Former Prime Minister Nawaz Sharif can return to Pakistan from exile, the Supreme Court ruled Thursday, dealing another setback to President Gen. Pervez Musharraf.
Sharif and his family "have an inalienable right to enter and remain in the country as citizens of Pakistan," Chief Justice Iftikhar Mohammed Chaudhry said.
Their return should not be "hampered or obstructed" by the authorities, the court said.
Sharif and Benazir Bhutto, another banished ex-premier, are vowing to return and lead a growing campaign to restore democracy, increasing the pressure on Musharraf to end eight years of military rule.
Earlier on Thursday, a lawyer for Sharif told the Supreme Court that his client had an “undeniable, unqualified, fundamental right to remain in Pakistan and contest the forthcoming elections.”
“You have no right to send someone abroad, to send someone into exile,” attorney Fakhruddin Ibrahim said to government lawyers in the first hearing on a petition filed by the former leader and his brother.
Musharraf banished Sharif and his family to Saudi Arabia in December 2000, the year after Musharraf ousted Pakistan’s last civilian-led government in a bloodless coup.
Musharraf has said he let Sharif out of jail and allowed him to leave Pakistan under an arrangement whereby he would not return for at least 10 years.
On Wednesday, government lawyers gave the court a copy of what it said was the agreement signed by Sharif.
However, the document neither mentions Pakistan’s government nor carries the signature of any Pakistani official — a point seized on by Sharif and his lawyers to contest its validity.
“It has to be ignored,” Ibrahim said.
Unspecified legal action
Government lawyers have said they cannot prevent Sharif from returning but warn that he could face unspecified legal action when he reaches Pakistani soil.
Musharraf, who moved against Sharif after he tried to replace him as army chief, has vowed to prevent the exiled former leaders from returning.
But with the United States urging stronger action against Taliban and al-Qaida militants in Pakistan, he has begun talking of the need for political reconciliation and for moderates to unite against extremism.

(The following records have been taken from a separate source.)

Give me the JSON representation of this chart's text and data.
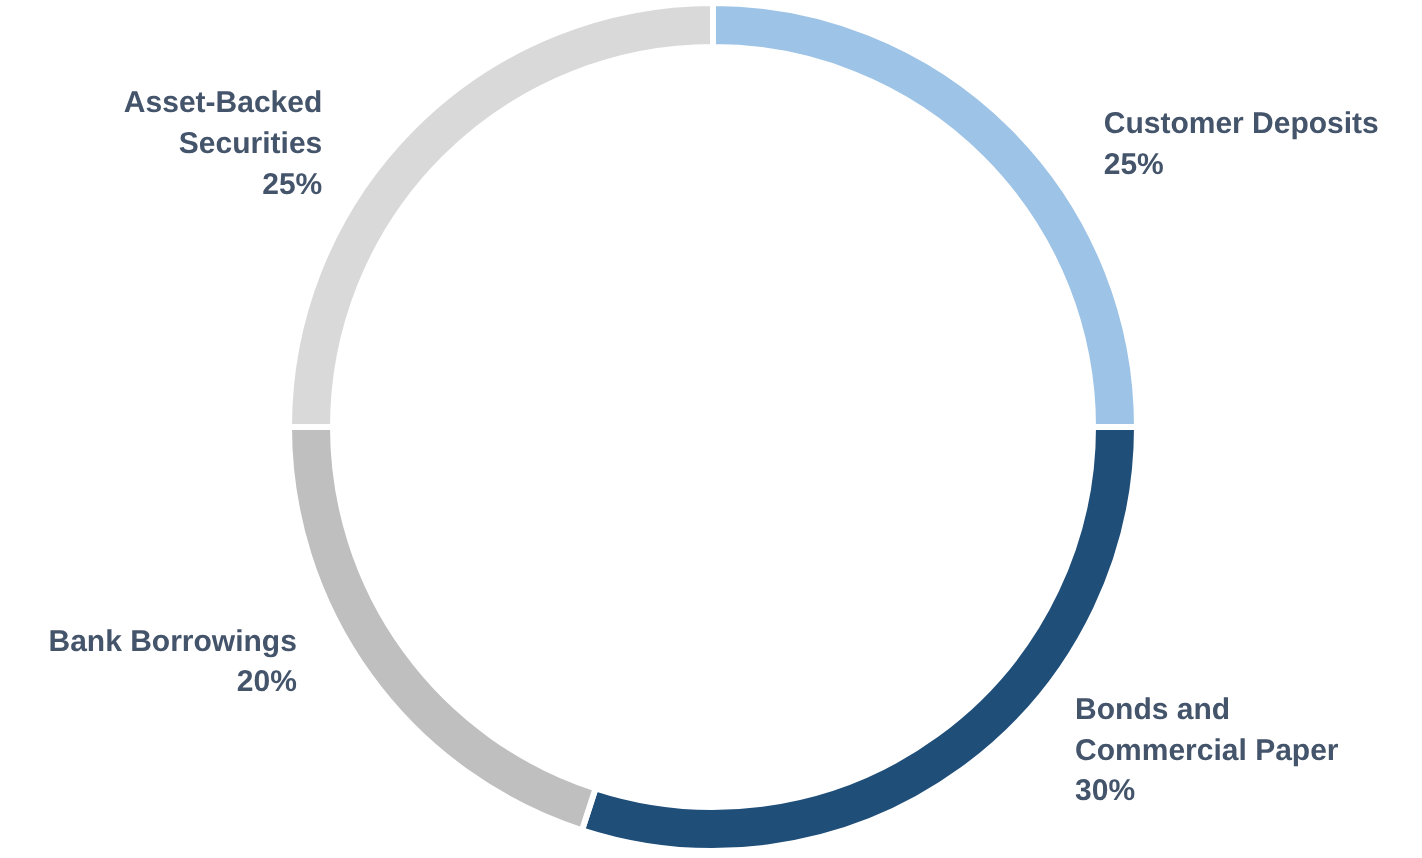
{
  "chart_data": {
    "type": "donut",
    "categories": [
      "Customer Deposits",
      "Bonds and Commercial Paper",
      "Bank Borrowings",
      "Asset-Backed Securities"
    ],
    "values": [
      25,
      30,
      20,
      25
    ],
    "colors": [
      "#9dc3e6",
      "#1f4e79",
      "#bfbfbf",
      "#d9d9d9"
    ],
    "value_labels": [
      "25%",
      "30%",
      "20%",
      "25%"
    ]
  }
}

Musharraf and Bhutto are currently engaged in talks about a possible power-sharing deal that could help him gain a new five-year presidential term this fall.
The presidential vote, due by mid-October, is to be followed by year-end parliamentary elections, where the main opposition parties of Sharif and Bhutto hope to make gains.
Bhutto, who left Pakistan in 1999 to avoid arrest on corruption charges, insists Musharraf must give up his military post to win her party’s support.